Two mentally challenged adults will reside in a four-bedroom, two-bathroom home at 7 Pine Grove Blvd. in Russell.

Currently, the two individuals who will be moving into the community home are living alone, and “to bring a couple folks in made a whole lot more sense than to have them out there by themselves,” said Ruedy.

According to Ruedy, the individuals will be monitored during all hours of the day, seven days a week.
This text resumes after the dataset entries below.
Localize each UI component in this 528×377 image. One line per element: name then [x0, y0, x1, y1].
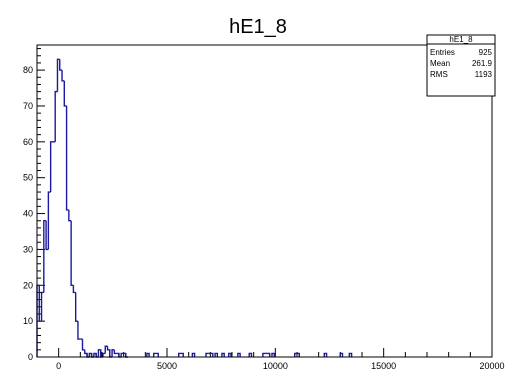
y-tick-label: 60 — [23, 137, 33, 147]
x-tick-label: 10000 — [263, 361, 288, 371]
chart-title: hE1_8 — [229, 16, 287, 38]
histogram-bin — [56, 58, 60, 92]
histogram-bin — [81, 339, 85, 351]
histogram-bin — [65, 105, 69, 211]
histogram-bin — [214, 352, 219, 357]
stats-rms-value: 1193 — [475, 70, 493, 79]
histogram-bin — [178, 352, 181, 357]
x-tick-label: 5000 — [157, 361, 177, 371]
y-tick-label: 30 — [23, 244, 33, 254]
histogram-bin — [43, 220, 47, 293]
stats-rms-label: RMS — [430, 70, 448, 79]
histogram-bin — [297, 352, 300, 357]
stats-box-frame — [426, 34, 496, 97]
histogram-bin — [70, 220, 74, 286]
histogram-bin — [49, 141, 53, 193]
histogram-bin — [54, 90, 58, 142]
x-tick-label: 20000 — [479, 361, 504, 371]
stats-entries-value: 925 — [479, 48, 493, 57]
histogram-bin — [180, 352, 184, 357]
histogram-bin — [61, 70, 65, 82]
histogram-bin — [38, 285, 42, 322]
y-tick-label: 20 — [23, 280, 33, 290]
histogram-bin — [47, 191, 51, 250]
histogram-bin — [323, 352, 328, 357]
stats-box-title: hE1_8 — [449, 35, 473, 44]
y-tick-label: 40 — [23, 209, 33, 219]
histogram-bin — [59, 59, 63, 71]
histogram-bin — [146, 352, 150, 357]
histogram-bin — [210, 352, 214, 357]
histogram-bin — [205, 352, 209, 357]
histogram-bin — [271, 352, 275, 357]
y-tick-label: 10 — [23, 316, 33, 326]
stats-mean-value: 261.9 — [472, 59, 493, 68]
histogram-bin — [120, 352, 124, 357]
histogram-bin — [102, 352, 106, 357]
stats-box: hE1_8 Entries 925 Mean 261.9 RMS 1193 — [426, 34, 496, 97]
y-tick-label: 80 — [23, 65, 33, 75]
stats-mean-label: Mean — [430, 59, 450, 68]
histogram-bin — [77, 321, 81, 340]
histogram-bin — [111, 349, 115, 357]
histogram-bin — [125, 353, 128, 358]
histogram-bin — [40, 291, 44, 322]
histogram-bin — [191, 352, 196, 357]
histogram-bin — [72, 285, 76, 294]
histogram-bin — [74, 292, 78, 322]
histogram-bin — [68, 209, 72, 222]
stats-entries-label: Entries — [430, 48, 455, 57]
histogram-bin — [294, 352, 297, 357]
x-tick-label: 0 — [56, 361, 61, 371]
histogram-bin — [113, 349, 117, 355]
histogram-bin — [262, 352, 266, 357]
histogram-bin — [248, 352, 253, 357]
histogram-bin — [237, 352, 241, 357]
histogram-bin — [228, 352, 232, 357]
histogram-bin — [348, 352, 353, 357]
histogram-bin — [155, 352, 159, 357]
histogram-bin — [267, 352, 271, 357]
y-tick-label: 0 — [28, 352, 33, 362]
histogram-bin — [221, 352, 225, 357]
histogram-bin — [104, 345, 108, 354]
x-tick-label: 15000 — [371, 361, 396, 371]
y-tick-label: 70 — [23, 101, 33, 111]
histogram-bin — [152, 352, 156, 357]
histogram-bin — [339, 352, 344, 357]
plot-frame — [36, 44, 493, 358]
y-tick-label: 50 — [23, 173, 33, 183]
histogram-bin — [45, 220, 49, 251]
histogram-bin — [63, 80, 67, 107]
There will be two staff members present during the day, one for each resident, and one staff member will be present during the overnight hours.

Residents in close proximity to the community home lot are not pleased.

“Our problem is, we live in an R1 neighborhood, which says single family dwellings, and we have a group trying to build a duplex in our neighborhood, which is not allowable in our neighborhood,” said Bob Bablak, who lives at 14 Pine Grove Blvd., kitty corner to where the lot is.

An R1 district is classified as “single family residential,” said Gary Snook, zoning officer for Warren County.

However, from a structural standpoint, the home is not a duplex, he said.

“In order to have a duplex, both dwelling units have to be separated,” said Snook. “These are not.”

“The one on the right hand side of the house has to go through the left hand portion of the house to get to the other side,” explained Snook, referring to how the residents would enter the home from the garage.

The building permit has been issued and the zoning permit has been issued, but the zoning permit has since been appealed, said Snook.

According to Snook, all that can currently be done on the lot it site work.

The process will be on hold until the Warren County Zoning Hearing Board meets to discuss the matter. No date has been set for that meeting.

Ruedy is optimistic that the community home will be up and running sooner rather than later.

“We would hope to have it completed in the next few months,” he said.